Fashion and shopping aren’t really my thing, but I was impressed with the sheer scale of eating options at the new shopping centre, including Italian (Jamie’s and Franco Manca), Thai (Busaba Eathai), Mexican (Wahaca), Brazilian (Cabana), Moorish / Middle Eastern (El Cantara and Comptoir Libonais), Japanese (Umai and Yo Sushi), Vietnamese (Pho) and several more chain outlets such as Giraffe, Pizza Express and Spud-U-Like, to name just a few.
I wouldn’t make a visit especially to eat at most of these places unless I lived just around the corner, but I’d certainly be happy to stop for a meal if I did end up coming for some shopping.
Steve Collins is the executive chef for All Star Lanes and as such, he looks after the menu for all their branches. Chefs at the individual outlets do have the opportunity to add a few dishes to their local menu, but core items such as Steve’s chilli are made to his fixed recipe.
With all the ingredients already prepped and measured out for us, all that remained was for each of us to cook our own huge pot of chilli under the careful and helpful guidance of Steve. His recipe is for a UK style chilli con carne with American influences from his research trips to the States. It does include minced beef and kidney beans, so purists look away now!

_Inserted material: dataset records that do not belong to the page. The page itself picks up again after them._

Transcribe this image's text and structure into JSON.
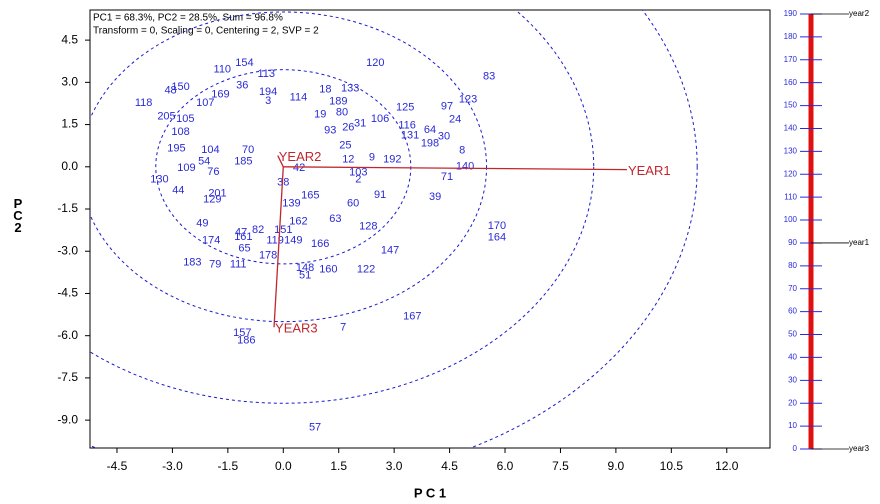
{
  "chart_data": [
    {
      "type": "biplot",
      "annotations": [
        "PC1 = 68.3%, PC2 = 28.5%, Sum = 96.8%",
        "Transform = 0, Scaling = 0, Centering = 2, SVP = 2"
      ],
      "xlabel": "P C 1",
      "ylabel": "P C 2",
      "xlim": [
        -5.23,
        13.17
      ],
      "ylim": [
        -9.99,
        5.57
      ],
      "xticks": [
        {
          "value": -4.5,
          "label": "-4.5"
        },
        {
          "value": -3,
          "label": "-3.0"
        },
        {
          "value": -1.5,
          "label": "-1.5"
        },
        {
          "value": 0,
          "label": "0.0"
        },
        {
          "value": 1.5,
          "label": "1.5"
        },
        {
          "value": 3,
          "label": "3.0"
        },
        {
          "value": 4.5,
          "label": "4.5"
        },
        {
          "value": 6,
          "label": "6.0"
        },
        {
          "value": 7.5,
          "label": "7.5"
        },
        {
          "value": 9,
          "label": "9.0"
        },
        {
          "value": 10.5,
          "label": "10.5"
        },
        {
          "value": 12,
          "label": "12.0"
        }
      ],
      "yticks": [
        {
          "value": 4.5,
          "label": "4.5"
        },
        {
          "value": 3,
          "label": "3.0"
        },
        {
          "value": 1.5,
          "label": "1.5"
        },
        {
          "value": 0,
          "label": "0.0"
        },
        {
          "value": -1.5,
          "label": "-1.5"
        },
        {
          "value": -3,
          "label": "-3.0"
        },
        {
          "value": -4.5,
          "label": "-4.5"
        },
        {
          "value": -6,
          "label": "-6.0"
        },
        {
          "value": -7.5,
          "label": "-7.5"
        },
        {
          "value": -9,
          "label": "-9.0"
        }
      ],
      "circles": [
        3.45,
        5.5,
        8.4,
        11.2
      ],
      "color": "#2a2ad8",
      "vector_color": "#c0272d",
      "vectors": [
        {
          "name": "YEAR1",
          "x": 9.3,
          "y": -0.1
        },
        {
          "name": "YEAR2",
          "x": -0.15,
          "y": 0.4
        },
        {
          "name": "YEAR3",
          "x": -0.25,
          "y": -5.7
        }
      ],
      "labels": [
        "120",
        "83",
        "123",
        "97",
        "24",
        "125",
        "106",
        "116",
        "64",
        "30",
        "131",
        "198",
        "8",
        "140",
        "71",
        "39",
        "170",
        "164",
        "192",
        "9",
        "91",
        "128",
        "147",
        "122",
        "167",
        "7",
        "57",
        "157",
        "186",
        "183",
        "79",
        "111",
        "51",
        "160",
        "148",
        "166",
        "63",
        "60",
        "65",
        "174",
        "49",
        "201",
        "44",
        "130",
        "109",
        "195",
        "108",
        "205",
        "118",
        "48",
        "150",
        "110",
        "154",
        "113",
        "36",
        "194",
        "107",
        "169",
        "3",
        "114",
        "18",
        "133",
        "189",
        "80",
        "19",
        "31",
        "26",
        "93",
        "25",
        "12",
        "2",
        "103",
        "165",
        "139",
        "162",
        "151",
        "119",
        "149",
        "178",
        "82",
        "47",
        "161",
        "70",
        "38",
        "42",
        "129",
        "105",
        "104",
        "185",
        "54",
        "76"
      ],
      "x": [
        2.49,
        5.57,
        5.0,
        4.43,
        4.65,
        3.3,
        2.62,
        3.35,
        3.97,
        4.35,
        3.43,
        3.97,
        4.84,
        4.92,
        4.43,
        4.11,
        5.78,
        5.78,
        2.95,
        2.4,
        2.62,
        2.3,
        2.89,
        2.24,
        3.49,
        1.62,
        0.86,
        -1.11,
        -1.0,
        -2.46,
        -1.84,
        -1.22,
        0.59,
        1.22,
        0.59,
        1.0,
        1.41,
        1.89,
        -1.05,
        -1.95,
        -2.19,
        -1.78,
        -2.84,
        -3.35,
        -2.62,
        -2.89,
        -2.78,
        -3.16,
        -3.78,
        -3.05,
        -2.78,
        -1.65,
        -1.05,
        -0.46,
        -1.11,
        -0.41,
        -2.11,
        -1.7,
        -0.41,
        0.41,
        1.14,
        1.81,
        1.49,
        1.59,
        1.0,
        2.08,
        1.76,
        1.27,
        1.68,
        1.76,
        2.03,
        2.03,
        0.73,
        0.22,
        0.41,
        0.0,
        -0.22,
        0.27,
        -0.41,
        -0.68,
        -1.14,
        -1.08,
        -0.95,
        0.0,
        0.43,
        -1.92,
        -2.65,
        -1.97,
        -1.08,
        -2.14,
        -1.89
      ],
      "y": [
        3.69,
        3.2,
        2.38,
        2.13,
        1.67,
        2.1,
        1.7,
        1.46,
        1.31,
        1.07,
        1.1,
        0.82,
        0.57,
        0.0,
        -0.36,
        -1.07,
        -2.1,
        -2.52,
        0.25,
        0.32,
        -1.0,
        -2.13,
        -2.98,
        -3.66,
        -5.33,
        -5.72,
        -9.27,
        -5.9,
        -6.18,
        -3.41,
        -3.48,
        -3.48,
        -3.87,
        -3.66,
        -3.59,
        -2.74,
        -1.85,
        -1.31,
        -2.91,
        -2.63,
        -2.02,
        -0.96,
        -0.85,
        -0.46,
        -0.04,
        0.64,
        1.24,
        1.78,
        2.27,
        2.7,
        2.84,
        3.45,
        3.69,
        3.3,
        2.88,
        2.66,
        2.27,
        2.56,
        2.34,
        2.45,
        2.74,
        2.77,
        2.31,
        1.92,
        1.85,
        1.53,
        1.39,
        1.28,
        0.75,
        0.25,
        -0.46,
        -0.21,
        -1.03,
        -1.31,
        -1.95,
        -2.24,
        -2.63,
        -2.63,
        -3.16,
        -2.24,
        -2.34,
        -2.49,
        0.6,
        -0.57,
        -0.04,
        -1.17,
        1.7,
        0.6,
        0.18,
        0.18,
        -0.18
      ]
    },
    {
      "type": "scale",
      "ylim": [
        0,
        190
      ],
      "yticks": [
        0,
        10,
        20,
        30,
        40,
        50,
        60,
        70,
        80,
        90,
        100,
        110,
        120,
        130,
        140,
        150,
        160,
        170,
        180,
        190
      ],
      "color": "#2a2ad8",
      "bar_color": "#e01010",
      "markers": [
        {
          "name": "year2",
          "value": 190
        },
        {
          "name": "year1",
          "value": 90
        },
        {
          "name": "year3",
          "value": 0
        }
      ]
    }
  ]
}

Of course, being a commercial restaurant, Steve’s exact recipe is secret, though we did learn his tips and tricks as we cooked our own. A few of the things that struck me:
Steve has his beef ground quite coarsely, to add texture, and uses a mix of beef shin and chuck.
The volume of powdered spice he adds is more than I have used before for the equivalent volume of meat. Don’t be shy when it comes to the key flavour components. His exact spice mix and ratio is not for sharing, but on tasting, I correctly guessed that the key components were cumin, coriander and chilli powder.
- A combination of red wine and strong beef stock reduces down to give a good flavour without any obvious wine kick.
The kidney beans are added for the last 10 minutes of cooking only, so they don’t disintegrate during the long slow cooking.
Once our chillis were finished, we compared the results, each one slightly different even though we’d followed the same recipe and sat down to enjoy a bowl of our own, served with fried tortilla nachos and a fresh salsa. I really enjoyed the flavours of the chilli, but would have liked to reduce the liquid down a bit further, as it was a touch runny for my tastes.
Here’s the video of the chilli being made:
Part way through cooking our chillis, once we’d added all our ingredients (save the kidney beans), we left our pots simmering gently on the stove and popped across to the bar for a master class with mixologist Adam.
We made (and enjoyed drinking) peach cobblers, pina coladas, dark and stormies and my favourites, pineapple and cardamom jars.
My favourite tip from the class was Steve’s recipe for cardamom syrup, made simply by infusing good quality green cardamoms in sugar syrup. Delicious!
Kavey Eats was a guest of All Star Lanes and Westfield Stratford. With thanks to the two Steves.